Major Asian markets posted strong gains Tuesday, despite a busy regional economic calendar that provided further evidence of the economic impact of Covid-19. Investor sentiment was supported by reports that US biotech firm Novavax has started trials of a potential vaccine and by news that Japan's government plans to lift the state of emergency on remaining parts of the country.

Australia's All Ordinaries index outperformed, closing up 2.8 percent, while Japan's Nikkei and Topix indices advanced 2.6 percent and 2.2 percent respectively. Despite ongoing concerns about the potential impact of proposals by the Chinese government to tighten security laws applying to Hong Kong, the Hang Seng index closed up 1.9 percent while the Shanghai Composite index rose 1.0 percent.
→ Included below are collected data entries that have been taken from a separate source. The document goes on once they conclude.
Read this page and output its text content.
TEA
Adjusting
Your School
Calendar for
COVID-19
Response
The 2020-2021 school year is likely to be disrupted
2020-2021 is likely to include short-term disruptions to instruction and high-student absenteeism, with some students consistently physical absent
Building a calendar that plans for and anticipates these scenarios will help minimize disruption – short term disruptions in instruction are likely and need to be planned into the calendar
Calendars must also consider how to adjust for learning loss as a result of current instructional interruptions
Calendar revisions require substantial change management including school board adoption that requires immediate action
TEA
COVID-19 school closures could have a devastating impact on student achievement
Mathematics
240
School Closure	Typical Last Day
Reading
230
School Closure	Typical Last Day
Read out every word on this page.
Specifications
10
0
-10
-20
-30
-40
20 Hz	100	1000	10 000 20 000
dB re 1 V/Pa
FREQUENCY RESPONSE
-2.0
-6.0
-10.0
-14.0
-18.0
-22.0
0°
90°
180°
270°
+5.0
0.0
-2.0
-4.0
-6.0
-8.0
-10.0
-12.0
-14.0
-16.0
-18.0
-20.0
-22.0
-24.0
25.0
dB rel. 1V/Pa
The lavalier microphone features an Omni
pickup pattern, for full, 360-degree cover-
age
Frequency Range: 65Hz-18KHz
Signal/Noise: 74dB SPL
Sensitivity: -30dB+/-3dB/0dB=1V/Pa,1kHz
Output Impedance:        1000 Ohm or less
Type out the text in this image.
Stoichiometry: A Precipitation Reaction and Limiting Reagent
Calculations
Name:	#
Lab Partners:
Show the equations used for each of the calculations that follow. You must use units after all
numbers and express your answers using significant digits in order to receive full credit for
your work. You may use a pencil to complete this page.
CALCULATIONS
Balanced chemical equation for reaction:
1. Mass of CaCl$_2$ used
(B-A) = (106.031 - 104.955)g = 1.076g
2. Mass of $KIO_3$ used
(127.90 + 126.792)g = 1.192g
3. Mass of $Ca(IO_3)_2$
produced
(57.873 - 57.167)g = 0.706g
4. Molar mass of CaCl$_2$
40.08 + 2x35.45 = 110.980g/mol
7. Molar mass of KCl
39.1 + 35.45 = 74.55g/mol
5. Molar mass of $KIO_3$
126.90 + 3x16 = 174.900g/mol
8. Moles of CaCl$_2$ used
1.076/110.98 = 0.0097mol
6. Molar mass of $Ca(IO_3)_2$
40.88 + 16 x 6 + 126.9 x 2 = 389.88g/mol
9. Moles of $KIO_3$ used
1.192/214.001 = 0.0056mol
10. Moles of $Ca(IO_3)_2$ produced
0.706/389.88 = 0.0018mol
Singapore revised first-quarter GDP to an annualised drop of 4.7 percent, a much smaller decline than the advance estimate of 10.6 percent. The upward revision was mainly driven by a surge in biomedical output which, in separate data for April, underpinned a big 13.0 percent jump in Singapore's industrial output. Singapore also announced another round of fiscal stimulus worth around $23 billion, that will take the total amount of spending announced in recent months to around $70 billion, equivalent to nearly 20 percent of national GDP. Singapore's Straits Time Index closed up 1.2 percent Tuesday.

Looking ahead*

On Wednesday in Europe, the French business climate indicator is scheduled for release. In North America, the Richmond Fed manufacturing index is due.